I set up an environment using
conda create -n dask-mpi -c conda-forge python=3.7 dask-mpi
conda activate dask-mpi
Inside the environment, I run
mpirun -np 4 dask-mpi --scheduler-file ./scheduler.json
Then, from a python interpreter on the same machine (and in the same folder), I run
from dask.distributed import Client
client = Client(scheduler_file='/path/to/scheduler.json')

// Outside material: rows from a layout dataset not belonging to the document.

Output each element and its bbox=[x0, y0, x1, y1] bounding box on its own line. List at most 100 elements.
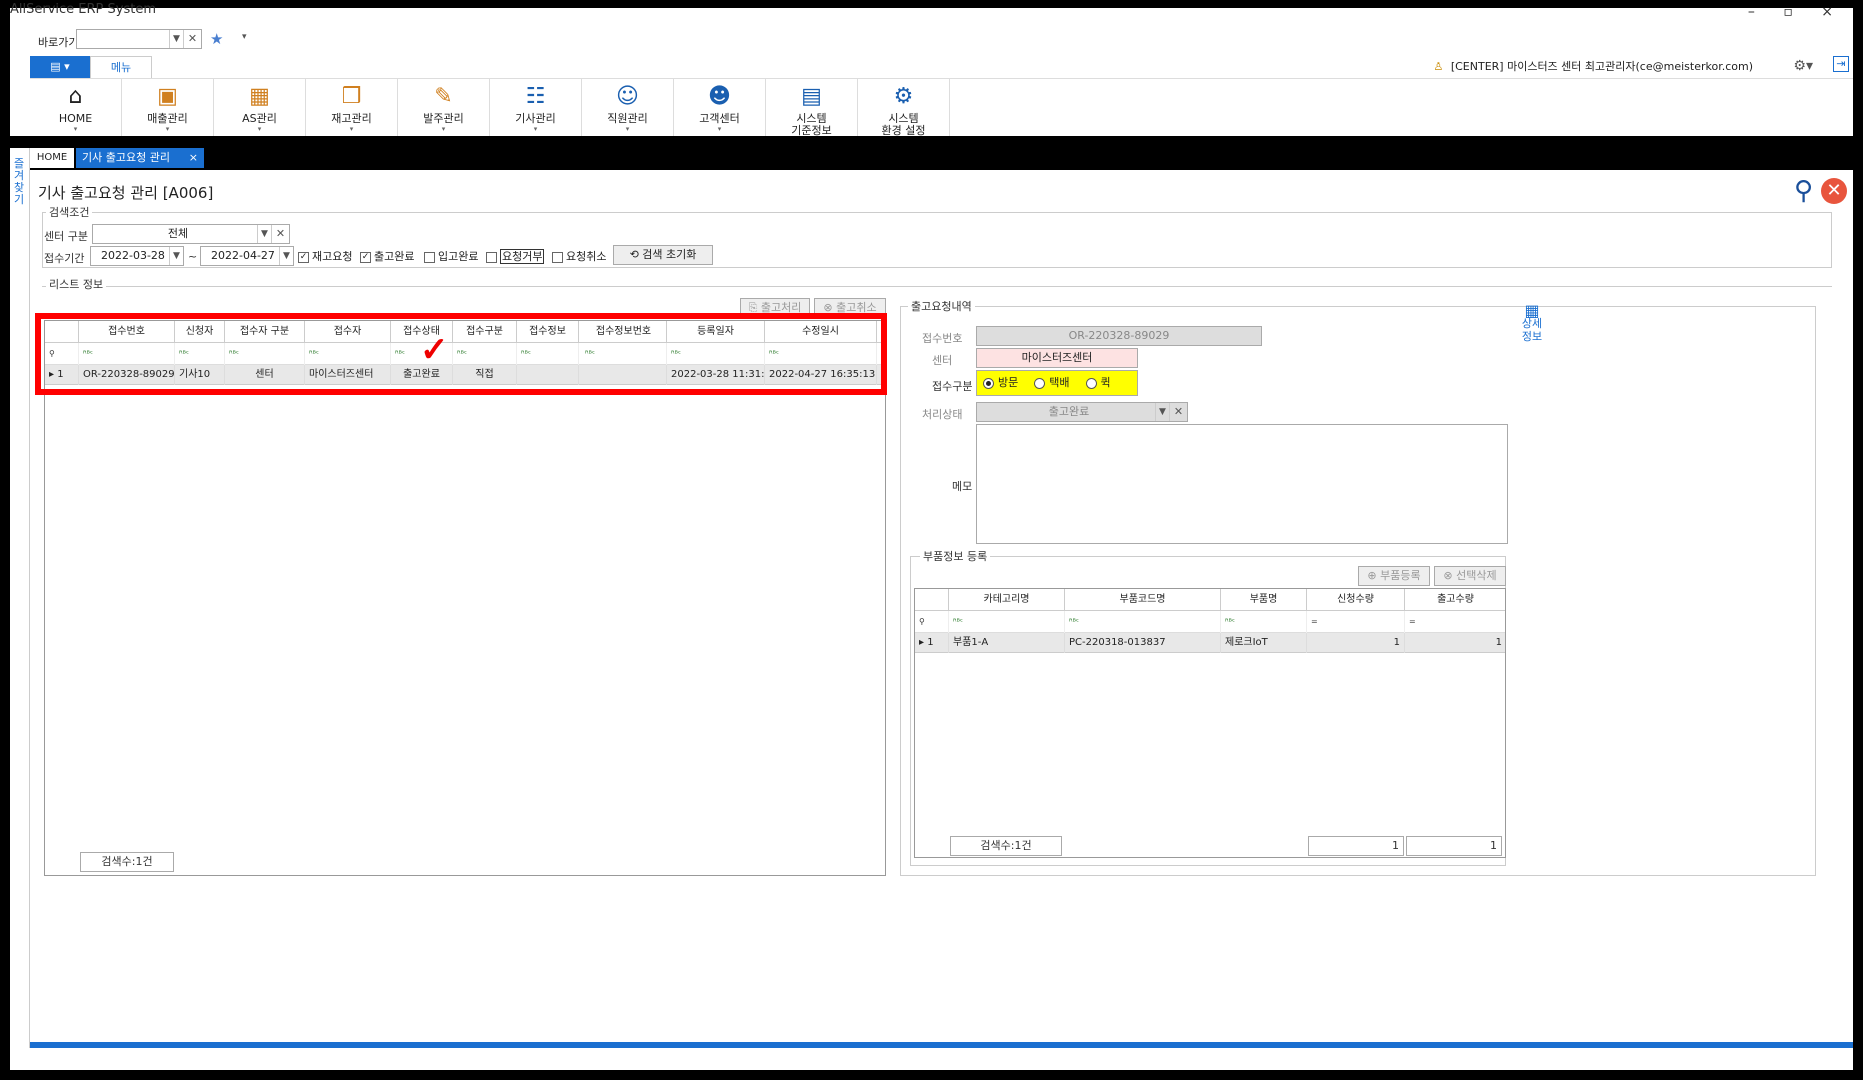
column-filter-cell[interactable]: ᴿᴮᶜ bbox=[1065, 611, 1221, 633]
process-out-button[interactable]: ⎘ 출고처리 bbox=[740, 298, 810, 318]
ribbon-button-6[interactable]: ☺ 직원관리 ▾ bbox=[582, 79, 674, 141]
period-label: 접수기간 bbox=[44, 252, 85, 265]
center-select[interactable]: 전체 ▼ ✕ bbox=[92, 224, 290, 244]
table-row[interactable]: ▸ 1 부품1-A PC-220318-013837 제로크IoT 1 1 bbox=[915, 633, 1505, 653]
radio-icon[interactable] bbox=[1034, 377, 1046, 389]
column-header[interactable]: 신청수량 bbox=[1307, 589, 1405, 611]
clear-icon[interactable]: ✕ bbox=[1169, 403, 1187, 421]
table-row[interactable]: ▸ 1 OR-220328-89029 기사10 센터 마이스터즈센터 출고완료 직접 202… bbox=[45, 365, 885, 385]
date-to-input[interactable]: 2022-04-27 ▼ bbox=[200, 246, 294, 266]
column-filter-cell[interactable]: = bbox=[1307, 611, 1405, 633]
status-checkbox-3[interactable]: 요청거부 bbox=[486, 248, 545, 264]
clear-icon[interactable]: ✕ bbox=[271, 225, 289, 243]
ribbon-button-4[interactable]: ✎ 발주관리 ▾ bbox=[398, 79, 490, 141]
close-icon[interactable]: ✕ bbox=[1821, 178, 1847, 204]
chevron-down-icon[interactable]: ▼ bbox=[169, 30, 183, 48]
status-checkbox-2[interactable]: 입고완료 bbox=[424, 248, 478, 264]
radio-icon[interactable] bbox=[983, 377, 994, 389]
column-filter-cell[interactable]: ᴿᴮᶜ bbox=[1221, 611, 1307, 633]
tab-active-page[interactable]: 기사 출고요청 관리 × bbox=[76, 148, 204, 168]
type-radio-option-0[interactable]: 방문 bbox=[977, 376, 1018, 389]
column-header[interactable]: 접수자 bbox=[305, 321, 391, 343]
status-checkbox-0[interactable]: ✓ 재고요청 bbox=[298, 248, 352, 264]
column-header[interactable]: 접수구분 bbox=[453, 321, 517, 343]
ribbon-button-2[interactable]: ▦ AS관리 ▾ bbox=[214, 79, 306, 141]
column-header[interactable]: 부품코드명 bbox=[1065, 589, 1221, 611]
checkbox-icon[interactable]: ✓ bbox=[360, 251, 371, 263]
exit-icon[interactable]: ⇥ bbox=[1833, 56, 1849, 72]
status-select[interactable]: 출고완료 ▼ ✕ bbox=[976, 402, 1188, 422]
column-filter-cell[interactable]: = bbox=[1405, 611, 1505, 633]
status-checkbox-4[interactable]: 요청취소 bbox=[552, 248, 606, 264]
tab-menu[interactable]: 메뉴 bbox=[90, 56, 152, 78]
tab-home[interactable]: HOME bbox=[30, 148, 74, 168]
search-view-icon[interactable]: ⚲ bbox=[1794, 176, 1813, 206]
reset-search-button[interactable]: ⟲ 검색 초기화 bbox=[613, 245, 713, 265]
delete-selected-button[interactable]: ⊗ 선택삭제 bbox=[1434, 566, 1506, 586]
chevron-down-icon: ▾ bbox=[441, 125, 446, 133]
checkbox-icon[interactable] bbox=[552, 251, 563, 263]
calendar-dropdown-icon[interactable]: ▼ bbox=[279, 247, 293, 265]
column-filter-cell[interactable]: ᴿᴮᶜ bbox=[517, 343, 579, 365]
column-header[interactable]: 부품명 bbox=[1221, 589, 1307, 611]
status-checkbox-label: 입고완료 bbox=[438, 250, 479, 263]
column-header[interactable]: 수정일시 bbox=[765, 321, 877, 343]
type-radio-option-2[interactable]: 퀵 bbox=[1080, 376, 1111, 389]
chevron-down-icon[interactable]: ▼ bbox=[1155, 403, 1169, 421]
checkbox-icon[interactable] bbox=[424, 251, 435, 263]
center-field[interactable]: 마이스터즈센터 bbox=[976, 348, 1138, 368]
column-header[interactable]: 출고수량 bbox=[1405, 589, 1505, 611]
type-radio-option-1[interactable]: 택배 bbox=[1028, 376, 1070, 389]
ribbon-label: HOME bbox=[58, 112, 93, 125]
column-filter-cell[interactable]: ᴿᴮᶜ bbox=[79, 343, 175, 365]
column-header[interactable]: 신청자 bbox=[175, 321, 225, 343]
column-header[interactable]: 접수정보번호 bbox=[581, 321, 667, 343]
chevron-down-icon[interactable]: ▼ bbox=[257, 225, 271, 243]
ribbon-button-8[interactable]: ▤시스템 기준정보▾ bbox=[766, 79, 858, 145]
clear-icon[interactable]: ✕ bbox=[183, 30, 201, 48]
memo-textarea[interactable] bbox=[976, 424, 1508, 544]
ribbon-button-9[interactable]: ⚙시스템 환경 설정▾ bbox=[858, 79, 950, 145]
quick-access-combo[interactable]: ▼ ✕ bbox=[76, 29, 202, 49]
ribbon-button-0[interactable]: ⌂ HOME ▾ bbox=[30, 79, 122, 141]
radio-icon[interactable] bbox=[1085, 377, 1097, 389]
column-header[interactable]: 접수자 구분 bbox=[225, 321, 305, 343]
tab-menu-toggle[interactable]: ▤ ▾ bbox=[30, 56, 90, 78]
window-controls[interactable]: – ▫ × bbox=[1748, 4, 1845, 20]
close-tab-icon[interactable]: × bbox=[189, 148, 198, 168]
checkbox-icon[interactable] bbox=[486, 251, 497, 263]
quick-dropdown-icon[interactable]: ▾ bbox=[242, 32, 247, 42]
ribbon-button-7[interactable]: ☻ 고객센터 ▾ bbox=[674, 79, 766, 141]
type-radio-label: 퀵 bbox=[1100, 376, 1111, 389]
column-filter-cell[interactable]: ᴿᴮᶜ bbox=[175, 343, 225, 365]
column-filter-cell[interactable]: ᴿᴮᶜ bbox=[305, 343, 391, 365]
calendar-dropdown-icon[interactable]: ▼ bbox=[169, 247, 183, 265]
ribbon-button-1[interactable]: ▣ 매출관리 ▾ bbox=[122, 79, 214, 141]
column-filter-cell[interactable]: ᴿᴮᶜ bbox=[765, 343, 877, 365]
ribbon-button-3[interactable]: ❒ 재고관리 ▾ bbox=[306, 79, 398, 141]
column-header[interactable]: 등록일자 bbox=[667, 321, 765, 343]
checkmark-annotation: ✓ bbox=[420, 330, 449, 370]
type-radio-group[interactable]: 방문 택배 퀵 bbox=[976, 370, 1138, 396]
column-header[interactable]: 카테고리명 bbox=[949, 589, 1065, 611]
date-from-input[interactable]: 2022-03-28 ▼ bbox=[90, 246, 184, 266]
column-filter-cell[interactable]: ᴿᴮᶜ bbox=[667, 343, 765, 365]
column-header[interactable]: 접수번호 bbox=[79, 321, 175, 343]
parts-filter-row: ⚲ ᴿᴮᶜ ᴿᴮᶜ ᴿᴮᶜ = = bbox=[915, 611, 1505, 633]
column-filter-cell[interactable]: ᴿᴮᶜ bbox=[949, 611, 1065, 633]
favorites-sidebar[interactable]: 즐겨찾기 bbox=[10, 148, 30, 1048]
status-checkbox-1[interactable]: ✓ 출고완료 bbox=[360, 248, 414, 264]
star-icon[interactable]: ★ bbox=[210, 30, 223, 48]
detail-side-tab[interactable]: ▦ 상세정보 bbox=[1519, 303, 1545, 376]
cancel-out-button[interactable]: ⊗ 출고취소 bbox=[814, 298, 886, 318]
add-part-button[interactable]: ⊕ 부품등록 bbox=[1358, 566, 1430, 586]
type-label: 접수구분 bbox=[932, 380, 973, 393]
settings-gear-icon[interactable]: ⚙▾ bbox=[1793, 58, 1813, 74]
receipt-field[interactable]: OR-220328-89029 bbox=[976, 326, 1262, 346]
column-header[interactable]: 접수정보 bbox=[517, 321, 579, 343]
checkbox-icon[interactable]: ✓ bbox=[298, 251, 309, 263]
column-filter-cell[interactable]: ᴿᴮᶜ bbox=[581, 343, 667, 365]
column-filter-cell[interactable]: ᴿᴮᶜ bbox=[453, 343, 517, 365]
ribbon-button-5[interactable]: ☷ 기사관리 ▾ bbox=[490, 79, 582, 141]
column-filter-cell[interactable]: ᴿᴮᶜ bbox=[225, 343, 305, 365]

This results in the following error:
Traceback (most recent call last):
File "<stdin>", line 1, in <module>
File "/home/nleaf/anaconda3/envs/dask-mpi/lib/python3.7/site-packages/distributed/client.py", line 712, in __init__
self.start(timeout=timeout)
File "/home/nleaf/anaconda3/envs/dask-mpi/lib/python3.7/site-packages/distributed/client.py", line 858, in start
sync(self.loop, self._start, **kwargs)
File "/home/nleaf/anaconda3/envs/dask-mpi/lib/python3.7/site-packages/distributed/utils.py", line 331, in sync
six.reraise(*error[0])
File "/home/nleaf/anaconda3/envs/dask-mpi/lib/python3.7/site-packages/six.py", line 693, in reraise
raise value
File "/home/nleaf/anaconda3/envs/dask-mpi/lib/python3.7/site-packages/distributed/utils.py", line 316, in f
result[0] = yield future
File "/home/nleaf/anaconda3/envs/dask-mpi/lib/python3.7/site-packages/tornado/gen.py", line 729, in run
value = future.result()
File "/home/nleaf/anaconda3/envs/dask-mpi/lib/python3.7/site-packages/tornado/gen.py", line 736, in run
yielded = self.gen.throw(*exc_info) # type: ignore
File "/home/nleaf/anaconda3/envs/dask-mpi/lib/python3.7/site-packages/distributed/client.py", line 954, in _start
yield self._ensure_connected(timeout=timeout)
File "/home/nleaf/anaconda3/envs/dask-mpi/lib/python3.7/site-packages/tornado/gen.py", line 729, in run
value = future.result()
File "/home/nleaf/anaconda3/envs/dask-mpi/lib/python3.7/site-packages/tornado/gen.py", line 736, in run
yielded = self.gen.throw(*exc_info) # type: ignore
File "/home/nleaf/anaconda3/envs/dask-mpi/lib/python3.7/site-packages/distributed/client.py", line 1015, in _ensure_connected
timedelta(seconds=timeout), self._update_scheduler_info()
File "/home/nleaf/anaconda3/envs/dask-mpi/lib/python3.7/site-packages/tornado/gen.py", line 729, in run
value = future.result()
tornado.util.TimeoutError: Timeout
The terminal that I ran dask-mpi from does not have any output which would indicate that something is trying to connect. I have verified that the port in question, 8786, is open. I've also verified via debugger that the client is getting the correct address from the scheduler file.
I've tried this in quite a few different environments and on a few different machines, including a fresh Ubuntu 18.04 docker container. I'm completely at a loss for what steps I might be missing.